After months of squabbling over which one of the bitter rivals will control the
new DRAM giant, the two companies have now promised the government they
will settle the issue of who will run the merged company by Dec. 25.

Arthur D. Little Inc., the Cambridge, Mass., management consultant hired to
work on the deal, has been told by the government to report its merger guidelines
by Dec. 22, which would include its recommendation on which company would
run the new combine. Then Hyundai and LG Semicon will have nine days to sign
a final agreement based on that recommendation.

The two companies now have very little wiggle room left to keep balking at
combining their chip operations. If they fail to sort out the management control
issue, the companies could see their loans called in and their credit frozen.

The Financial Supervisory Commission, which is overseeing the chaebol
restructuring, has warned the two companies that if they don't merge their chip
operations they could be thrown into a creditors' "workout" negotiation, which is
akin to U.S. pre-bankruptcy proceedings. A Hyundai spokesman acknowledged
that "the situation is very sensitive and the stakes are very high."

Even if Hyundai and LG Semicon merge, it is far from clear how well the bitter
rivals can mesh their chip operations into one. Each has sharply divergent
business strategies, marketing and distribution setups, and production
technologies. An official of Micron Technology Inc. hopes there is a merger,
"because there will be so much trouble, it could end up setting them back."
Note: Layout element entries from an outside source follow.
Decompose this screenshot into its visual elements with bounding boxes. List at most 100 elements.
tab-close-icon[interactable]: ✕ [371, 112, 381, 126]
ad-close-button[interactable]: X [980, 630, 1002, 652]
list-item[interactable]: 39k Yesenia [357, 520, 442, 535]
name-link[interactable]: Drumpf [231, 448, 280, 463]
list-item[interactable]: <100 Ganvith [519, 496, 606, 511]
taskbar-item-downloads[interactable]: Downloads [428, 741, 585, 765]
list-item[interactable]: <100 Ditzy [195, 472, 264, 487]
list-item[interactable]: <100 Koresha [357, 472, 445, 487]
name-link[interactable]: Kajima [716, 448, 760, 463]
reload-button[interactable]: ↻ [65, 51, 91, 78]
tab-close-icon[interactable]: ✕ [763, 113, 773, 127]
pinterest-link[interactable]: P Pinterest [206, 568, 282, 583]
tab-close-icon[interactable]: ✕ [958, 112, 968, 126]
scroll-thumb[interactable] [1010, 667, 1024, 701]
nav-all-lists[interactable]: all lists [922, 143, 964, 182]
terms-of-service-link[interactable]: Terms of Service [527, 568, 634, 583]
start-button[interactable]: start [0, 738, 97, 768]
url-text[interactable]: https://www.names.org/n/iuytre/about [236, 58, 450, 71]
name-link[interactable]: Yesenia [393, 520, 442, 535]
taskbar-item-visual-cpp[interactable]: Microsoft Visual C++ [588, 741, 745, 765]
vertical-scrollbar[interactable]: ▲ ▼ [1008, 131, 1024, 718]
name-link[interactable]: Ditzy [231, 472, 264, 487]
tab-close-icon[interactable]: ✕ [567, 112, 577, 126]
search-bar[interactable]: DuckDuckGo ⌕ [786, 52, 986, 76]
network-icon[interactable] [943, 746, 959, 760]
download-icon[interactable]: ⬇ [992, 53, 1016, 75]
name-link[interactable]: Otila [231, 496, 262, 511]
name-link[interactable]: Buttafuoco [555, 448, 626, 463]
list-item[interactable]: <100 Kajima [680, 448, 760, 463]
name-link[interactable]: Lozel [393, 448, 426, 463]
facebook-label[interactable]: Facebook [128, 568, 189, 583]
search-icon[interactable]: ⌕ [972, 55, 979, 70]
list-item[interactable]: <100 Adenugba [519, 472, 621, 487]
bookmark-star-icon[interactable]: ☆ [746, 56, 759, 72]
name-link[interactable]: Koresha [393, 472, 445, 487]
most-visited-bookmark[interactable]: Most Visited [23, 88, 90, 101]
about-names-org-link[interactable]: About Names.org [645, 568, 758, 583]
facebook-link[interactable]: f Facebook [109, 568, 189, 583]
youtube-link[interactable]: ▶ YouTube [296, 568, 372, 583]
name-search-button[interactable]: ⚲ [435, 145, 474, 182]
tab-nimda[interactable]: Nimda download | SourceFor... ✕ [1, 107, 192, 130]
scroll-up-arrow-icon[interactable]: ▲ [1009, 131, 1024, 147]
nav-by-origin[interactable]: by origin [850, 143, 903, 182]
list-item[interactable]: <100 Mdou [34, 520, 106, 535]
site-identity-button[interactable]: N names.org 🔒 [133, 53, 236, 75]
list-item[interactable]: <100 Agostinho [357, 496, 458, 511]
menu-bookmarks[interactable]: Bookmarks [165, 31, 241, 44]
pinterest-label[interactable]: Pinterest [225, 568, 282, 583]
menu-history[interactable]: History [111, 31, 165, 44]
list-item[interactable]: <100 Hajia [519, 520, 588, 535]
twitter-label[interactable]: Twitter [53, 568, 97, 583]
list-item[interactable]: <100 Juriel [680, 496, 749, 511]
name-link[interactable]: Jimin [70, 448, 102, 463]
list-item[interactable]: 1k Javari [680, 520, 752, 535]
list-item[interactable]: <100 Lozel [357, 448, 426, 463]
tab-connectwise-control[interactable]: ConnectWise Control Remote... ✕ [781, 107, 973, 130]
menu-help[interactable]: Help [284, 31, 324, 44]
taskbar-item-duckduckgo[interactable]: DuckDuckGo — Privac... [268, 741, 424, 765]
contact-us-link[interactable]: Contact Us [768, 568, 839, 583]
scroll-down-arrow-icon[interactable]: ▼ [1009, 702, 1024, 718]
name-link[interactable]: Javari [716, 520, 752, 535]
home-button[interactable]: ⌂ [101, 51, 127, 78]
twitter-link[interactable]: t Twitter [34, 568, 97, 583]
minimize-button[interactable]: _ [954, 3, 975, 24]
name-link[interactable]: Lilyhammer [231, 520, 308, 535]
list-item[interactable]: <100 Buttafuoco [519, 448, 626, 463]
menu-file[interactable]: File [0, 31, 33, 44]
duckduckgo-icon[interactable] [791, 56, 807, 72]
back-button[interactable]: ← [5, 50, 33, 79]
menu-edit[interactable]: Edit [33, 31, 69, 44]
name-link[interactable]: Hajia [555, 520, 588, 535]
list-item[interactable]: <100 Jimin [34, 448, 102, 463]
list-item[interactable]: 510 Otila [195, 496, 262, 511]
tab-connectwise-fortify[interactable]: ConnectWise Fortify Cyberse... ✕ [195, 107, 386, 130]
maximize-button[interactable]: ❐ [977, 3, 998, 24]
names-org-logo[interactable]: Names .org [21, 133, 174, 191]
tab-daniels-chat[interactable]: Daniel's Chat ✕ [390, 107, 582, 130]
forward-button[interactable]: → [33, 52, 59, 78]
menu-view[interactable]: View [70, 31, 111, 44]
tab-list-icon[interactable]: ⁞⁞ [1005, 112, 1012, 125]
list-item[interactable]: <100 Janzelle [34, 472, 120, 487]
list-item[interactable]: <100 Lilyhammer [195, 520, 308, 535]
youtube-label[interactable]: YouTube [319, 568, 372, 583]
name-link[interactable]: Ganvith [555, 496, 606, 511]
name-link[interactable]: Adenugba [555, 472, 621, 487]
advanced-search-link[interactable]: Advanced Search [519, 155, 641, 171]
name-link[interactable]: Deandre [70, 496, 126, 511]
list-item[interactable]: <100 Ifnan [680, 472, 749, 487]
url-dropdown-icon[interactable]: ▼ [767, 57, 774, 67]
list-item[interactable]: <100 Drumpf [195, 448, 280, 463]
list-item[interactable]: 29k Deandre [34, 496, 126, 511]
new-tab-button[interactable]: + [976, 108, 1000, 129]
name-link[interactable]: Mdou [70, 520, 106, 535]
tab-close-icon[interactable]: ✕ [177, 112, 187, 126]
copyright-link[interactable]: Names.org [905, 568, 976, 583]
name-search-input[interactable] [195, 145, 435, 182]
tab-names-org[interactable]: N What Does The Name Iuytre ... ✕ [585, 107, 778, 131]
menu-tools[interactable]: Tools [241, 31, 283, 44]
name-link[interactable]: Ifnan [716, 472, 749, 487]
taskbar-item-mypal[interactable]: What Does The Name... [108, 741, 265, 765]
One of the biggest stumbling blocks in coming up with a merger package has
been how to handle the huge debt load that the two chip manufacturers are now
carrying. LG Semicon has a debt-to-equity ratio of more than 5-to-1 and Hyundai
Electronics was running a 7-to-1 ratio, according to estimates by analysts. (The
Hyundai ratio also covers its telecommunications equipment business.) But now
both chip operations reportedly have agreed to cut their debt-to-equity ratios to
2-to-1 by the end of 1999.

One of the toughest jobs ahead for the new chip company will be to come up
with the money to finance the high levels of R&D and capital investment that it
needs to remain competitive in the global semiconductor markets. This year,
Hyundai and LG Semicon both cut their capital spending by up two-thirds to
about $600-to-$700 million each.

Fab consolidation could lower the need for capital spending, but the new
semiconductor company can't cut too much leading-edge wafer fab capacity if it
is to retain the economies of scale that would keep it competitive with Micron
and Samsung, the other two leading DRAM suppliers.

Hyundai currently has four 8-inch fabs in Korea that are being upgraded to
sub-quarter-micron processing, and an 8-inch 0.22-micron fab in Eugene, Ore.
LG Semicon operates five 8-inch fabs in South Korea, and has started converting
some of them to sub-quarter micron processing.

Both companies have unfinished superfabs on hold in the U.K. Hyundai is
building one in Scotland and LG Semicon has one in Wales. It was unclear
whether construction on either of these plants would resume after the merger.